Nach ein paar Minuten blieben sie keuchend stehen und lehnten sich schwer atmend an die Wand.

„Puh!! Gerade noch mal gut gegangen. Hast du gesehen, wie viele das auf einmal waren? Die hätten uns platt gemacht…“

„Die blöden Kaffer!! Dreckspack. Die tauchen immer in Rudeln auf, weil sie sich allein nicht trauen. Aber dem Sack haben wir´s gezeigt. Der kotzt noch ein paar Tage...hoffentlich fallen ihm die Eier ab!“

Roland war kurzatmig und quetschte die letzten Worte abgehackt heraus. Ein diabolisches Grinsen überzog sein Gesicht, als er keuchend Klaus anstarrte. Als ihr Atem sich beruhigt hatte, schlenderten sie langsam die engen Gassen hinauf bis zum Rathausplatz. Es war bereits halb zwei, aber immer noch waren etliche Menschen auf den Straßen unterwegs. Es schien, als ob es keine Nacht mehr gab. Die 24-Stundengesellschaft kam nicht mehr zur Ruhe und man zog den traurigen Schluss, dass das auch nicht gewollt war. Die Jugend hatte ihren Spaß daran, gab es doch kaum noch ein reglementiertes Zeitlimit. Roland und Klaus kamen nach Hause, wann sie wollten. Keiner fragte mehr danach. Sie fanden ihr Leben wunderbar frei – zumindest was ihr Zeitvolumen betraf.

„Schau´n wir doch noch ins ´Mo´. Vielleicht sind die anderen noch da,“ schlug Roland vor.

Das ´Mo´ war eine Szenekneipe, in der sich die Gruppe des Öfteren traf. Wenn sie sich aus irgendwelchen Gründen verpassten, war es sicher, den einen oder anderen dort zu treffen. Das hatte sich in der Vergangenheit so eingespielt und es klappte mittlerweile ganz gut.

Als sie die Kneipe betraten, empfing sie eine Wolke aus kaltem Zigarettenqualm und einer Beschallung wie in der Disco. Die Kneipe war gesteckt voll und sie drängelten sich durch die Menge. Klaus sah Rosi und Marianne in einer Ecke stehen und mit irgendwelchen Jungs quatschen. Rosi bemerkte Klaus als Erste und wedelte heftig mit dem Arm. Als sie endlich vor den beiden Mädchen standen, war ihnen heiß geworden. Eine unglaubliche Wärme schien von den Menschen auszugehen und man hatte den Eindruck, dass die Abluftanlage den Geist aufgegeben hatte. Die meisten standen im T-shirt herum, obwohl es bereits Herbst geworden war.
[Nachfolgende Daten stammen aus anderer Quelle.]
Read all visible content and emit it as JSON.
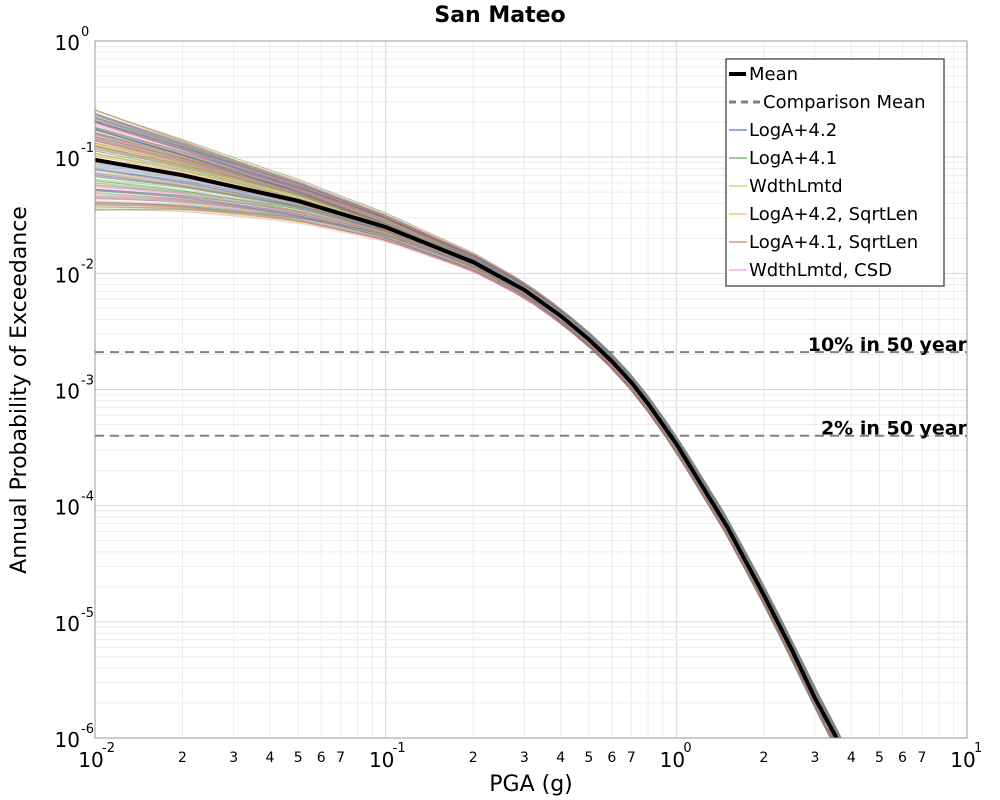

„Warum wart ihr denn nicht in der Disco? Wir haben ewig gewartet…“ schrie Roland. Der Geräuschpegel schien permanent zuzunehmen.

Marianne zuckte die Schultern.

„Keine Lust gehabt. Hier ist es besser.“

„Hättet ihr ja gleich sagen können, dann wären wir gleich hergekommen.“

Marianne grinste leicht und hauchte ihm einen freundschaftlichen Kuss auf die Wange.

„Warst wohl einsam ohne mich, was?“ hauchte sie ihm ins Ohr. Roland wurde tatsächlich rot, aber schüttelte heftig den Kopf.

„Quatsch!!“

„War´s wenigstens gut?“ fragte sie.

Klaus grinste breit.

„Klar. Ein paar Mülleimern hat´s nicht so gefallen.“

„Mülleimer? Was für Mülleimer?“

„Ach, ein paar Kebabfresser meinten, sie müssten Stress wegen ein paar Mädels machen. Da haben wir sie flachgelegt. Schwuppdiwupp, und weg waren sie.“

Er grinste immer noch, schnalzte mit den Fingern und sah Roland an, der auch ein hämisches Grinsen aufgesetzt hatte.

„Habt ihr ´ne Schlägerei gehabt?“ fragte Rosi.

Roland nickte lässig und winkte mit einer Handbewegung ab.

„Kann man sagen. Aber wir waren diejenigen, die ausgeteilt haben. War recht spaßig.“

Marianne schüttelte vorwurfsvoll den Kopf.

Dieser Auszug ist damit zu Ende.